Closed thaonguyen-lanl closed 4 years ago
Unfortunately, there is no guarantee that automatic step size tuning will be better than the default step sizes. The algorithm we have implemented uses short chains over multiple step sizes, assesses acceptance rate, then interpolates using logistic regression to try to pick a step size that will give an "optimal" acceptance rate. In my experience, it does not solve all sampling problems and sometimes using defaults, or even hand-tuning, can give what appear to be better results. I think it's very problem dependent.
What arguments did you pass to tune_step_sizes()? Have you tried the same problem with GPMSA and used auto step size tuning? We weren't able to verify that GPMSA and Sepia would give exactly the same step size tuning results due to differences in the logistic regression algorithms, but in my tests they gave very similar results.
I used "model.tune_step_sizes(50, 20)". I have used GMPSA to tune step size in 2019, when I still have the student licenses to run the matlab tools required to run GPMSA. Since 2020, I do not use it, so I could not check and compare on the same case. But from my experience, I have not seen the behavior of hanging at the boundary (0 or 1) as I observed with Sepia. The problems I have been working on are very similar between 2019 and now.
OK, thank you. We are looking into it now with a simulated example where we saw similar behavior. I will post here with any updates. For now, try using the default step sizes.
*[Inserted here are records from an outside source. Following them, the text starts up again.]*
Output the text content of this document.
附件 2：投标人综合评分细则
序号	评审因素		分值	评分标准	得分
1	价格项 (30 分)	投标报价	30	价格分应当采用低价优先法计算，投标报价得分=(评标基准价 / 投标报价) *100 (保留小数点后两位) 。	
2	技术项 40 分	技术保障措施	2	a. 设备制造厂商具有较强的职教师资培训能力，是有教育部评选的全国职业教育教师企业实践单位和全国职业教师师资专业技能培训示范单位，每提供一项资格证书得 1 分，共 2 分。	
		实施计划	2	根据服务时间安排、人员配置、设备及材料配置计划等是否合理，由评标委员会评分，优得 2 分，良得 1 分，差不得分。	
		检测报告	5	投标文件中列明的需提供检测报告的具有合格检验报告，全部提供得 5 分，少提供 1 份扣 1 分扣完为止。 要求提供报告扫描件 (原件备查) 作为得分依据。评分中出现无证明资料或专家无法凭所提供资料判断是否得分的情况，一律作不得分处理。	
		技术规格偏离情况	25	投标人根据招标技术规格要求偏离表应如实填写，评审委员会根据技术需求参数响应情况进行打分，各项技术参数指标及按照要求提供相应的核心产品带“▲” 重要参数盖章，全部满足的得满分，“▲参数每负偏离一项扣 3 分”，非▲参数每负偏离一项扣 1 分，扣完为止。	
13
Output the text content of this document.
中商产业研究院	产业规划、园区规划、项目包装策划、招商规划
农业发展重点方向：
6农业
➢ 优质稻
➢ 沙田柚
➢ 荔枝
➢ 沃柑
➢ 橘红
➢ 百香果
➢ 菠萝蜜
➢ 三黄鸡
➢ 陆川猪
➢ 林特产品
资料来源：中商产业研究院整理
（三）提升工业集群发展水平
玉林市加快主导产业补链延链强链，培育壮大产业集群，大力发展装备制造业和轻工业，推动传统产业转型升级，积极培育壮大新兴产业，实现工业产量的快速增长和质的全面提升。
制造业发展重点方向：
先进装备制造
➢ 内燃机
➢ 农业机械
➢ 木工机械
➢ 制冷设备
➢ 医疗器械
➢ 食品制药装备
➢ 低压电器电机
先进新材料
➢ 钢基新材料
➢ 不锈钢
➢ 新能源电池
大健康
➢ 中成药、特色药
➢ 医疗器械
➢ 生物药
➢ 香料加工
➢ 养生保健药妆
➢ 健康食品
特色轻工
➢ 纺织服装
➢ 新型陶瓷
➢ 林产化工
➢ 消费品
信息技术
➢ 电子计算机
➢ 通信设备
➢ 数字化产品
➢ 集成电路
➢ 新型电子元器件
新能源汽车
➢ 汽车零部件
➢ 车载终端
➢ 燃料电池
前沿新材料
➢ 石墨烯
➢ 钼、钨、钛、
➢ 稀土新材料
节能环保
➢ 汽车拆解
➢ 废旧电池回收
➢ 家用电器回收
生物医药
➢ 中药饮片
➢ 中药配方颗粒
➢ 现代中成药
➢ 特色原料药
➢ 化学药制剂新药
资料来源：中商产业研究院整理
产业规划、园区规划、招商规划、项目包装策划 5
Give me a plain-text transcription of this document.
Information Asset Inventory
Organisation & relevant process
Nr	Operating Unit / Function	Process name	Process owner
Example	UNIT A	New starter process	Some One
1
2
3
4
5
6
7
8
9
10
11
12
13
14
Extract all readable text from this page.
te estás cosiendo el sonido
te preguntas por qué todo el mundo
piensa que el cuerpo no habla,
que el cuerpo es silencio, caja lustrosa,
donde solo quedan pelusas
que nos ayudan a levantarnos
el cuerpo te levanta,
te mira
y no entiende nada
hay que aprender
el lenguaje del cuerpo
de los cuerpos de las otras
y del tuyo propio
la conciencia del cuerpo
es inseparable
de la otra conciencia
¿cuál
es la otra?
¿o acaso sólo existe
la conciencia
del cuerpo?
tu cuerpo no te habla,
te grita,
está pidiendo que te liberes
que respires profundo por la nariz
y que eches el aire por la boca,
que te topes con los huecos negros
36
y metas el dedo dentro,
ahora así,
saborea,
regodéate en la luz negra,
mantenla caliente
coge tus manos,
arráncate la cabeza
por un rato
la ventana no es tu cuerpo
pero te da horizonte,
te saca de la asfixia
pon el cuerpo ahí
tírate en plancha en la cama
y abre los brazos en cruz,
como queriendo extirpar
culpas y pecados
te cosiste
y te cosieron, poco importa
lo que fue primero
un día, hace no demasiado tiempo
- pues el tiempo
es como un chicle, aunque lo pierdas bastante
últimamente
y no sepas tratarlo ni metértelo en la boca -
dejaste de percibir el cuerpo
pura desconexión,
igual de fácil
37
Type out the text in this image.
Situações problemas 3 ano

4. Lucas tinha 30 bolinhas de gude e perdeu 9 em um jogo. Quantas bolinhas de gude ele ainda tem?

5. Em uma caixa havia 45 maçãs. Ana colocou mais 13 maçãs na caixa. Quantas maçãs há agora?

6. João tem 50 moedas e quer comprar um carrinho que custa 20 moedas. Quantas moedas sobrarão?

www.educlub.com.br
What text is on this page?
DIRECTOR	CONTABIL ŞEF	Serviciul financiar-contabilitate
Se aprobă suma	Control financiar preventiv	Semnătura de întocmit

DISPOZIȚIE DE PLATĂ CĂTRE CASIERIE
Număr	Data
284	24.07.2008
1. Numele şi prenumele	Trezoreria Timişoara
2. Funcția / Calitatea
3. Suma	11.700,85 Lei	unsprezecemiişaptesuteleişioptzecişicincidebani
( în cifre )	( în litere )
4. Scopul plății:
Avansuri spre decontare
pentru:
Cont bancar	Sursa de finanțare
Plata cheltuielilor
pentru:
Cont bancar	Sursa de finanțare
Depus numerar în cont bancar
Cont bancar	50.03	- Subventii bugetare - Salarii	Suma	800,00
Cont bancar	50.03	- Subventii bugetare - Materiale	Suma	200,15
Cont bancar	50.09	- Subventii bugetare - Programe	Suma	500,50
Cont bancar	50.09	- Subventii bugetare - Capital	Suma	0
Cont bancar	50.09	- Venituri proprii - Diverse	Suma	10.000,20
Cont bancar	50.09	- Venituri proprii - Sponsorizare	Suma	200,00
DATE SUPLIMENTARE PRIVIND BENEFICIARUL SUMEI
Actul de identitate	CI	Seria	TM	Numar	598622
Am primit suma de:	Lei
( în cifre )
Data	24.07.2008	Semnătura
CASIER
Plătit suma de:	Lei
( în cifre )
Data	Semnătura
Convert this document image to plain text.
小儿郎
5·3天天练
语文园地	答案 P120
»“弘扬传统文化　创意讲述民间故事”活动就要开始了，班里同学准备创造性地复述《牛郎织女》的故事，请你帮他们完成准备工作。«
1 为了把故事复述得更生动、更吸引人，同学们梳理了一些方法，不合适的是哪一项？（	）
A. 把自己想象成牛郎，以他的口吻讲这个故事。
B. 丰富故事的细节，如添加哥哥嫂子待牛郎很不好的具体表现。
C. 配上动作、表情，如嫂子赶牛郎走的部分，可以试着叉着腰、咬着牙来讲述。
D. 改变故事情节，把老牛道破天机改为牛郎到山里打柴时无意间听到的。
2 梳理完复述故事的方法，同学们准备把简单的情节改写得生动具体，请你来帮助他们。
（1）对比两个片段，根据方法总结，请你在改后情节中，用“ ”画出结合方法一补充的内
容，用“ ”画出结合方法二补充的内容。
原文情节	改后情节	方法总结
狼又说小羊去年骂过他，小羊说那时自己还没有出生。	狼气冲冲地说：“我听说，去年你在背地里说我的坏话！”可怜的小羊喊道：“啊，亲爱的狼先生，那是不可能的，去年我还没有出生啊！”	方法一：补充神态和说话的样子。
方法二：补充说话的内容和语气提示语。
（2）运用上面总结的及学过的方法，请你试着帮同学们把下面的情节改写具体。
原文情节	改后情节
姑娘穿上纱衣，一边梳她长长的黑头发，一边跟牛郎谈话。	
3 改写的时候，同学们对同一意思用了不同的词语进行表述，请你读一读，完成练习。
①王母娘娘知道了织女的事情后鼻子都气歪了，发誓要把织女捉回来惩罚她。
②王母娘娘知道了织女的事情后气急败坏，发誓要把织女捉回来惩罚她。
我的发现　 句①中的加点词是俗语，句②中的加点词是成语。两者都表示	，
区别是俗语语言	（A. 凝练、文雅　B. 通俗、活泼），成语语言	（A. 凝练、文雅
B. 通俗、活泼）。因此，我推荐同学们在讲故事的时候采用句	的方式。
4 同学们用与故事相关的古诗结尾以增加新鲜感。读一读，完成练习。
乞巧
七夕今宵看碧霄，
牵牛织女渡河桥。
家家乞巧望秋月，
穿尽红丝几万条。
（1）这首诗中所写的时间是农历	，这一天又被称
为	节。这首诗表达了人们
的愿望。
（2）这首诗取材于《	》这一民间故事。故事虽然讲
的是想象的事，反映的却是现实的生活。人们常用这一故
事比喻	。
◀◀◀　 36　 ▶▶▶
So the step size selection itself was fine, but to be compatible with GPMSA, we now set the start value to the last value from the step size chain (instead of starting at the default initial start value). This seems to perform better in our simulated examples. Can you try the latest version of the code and see if it performs better for your problem?
Yes, I can try. Could you please let me know which python script was updated and need to be downloaded before the run?
Thanks.
It is SepiaModel.py
Thanks! Yes, that behavior disappears! It gets to the desired distribution quicker than without using it.
OK. We may adjust how the function sets start values in the future, but for now it should behave similar to GPMSA. I am closing the issue for now.
I tested with multiple variable, but the result of calibration with step size optimization is worse than without using it. The MCMC draws tends to stay on the boundary ( 0 or 1) rather than getting to the supposed distribution.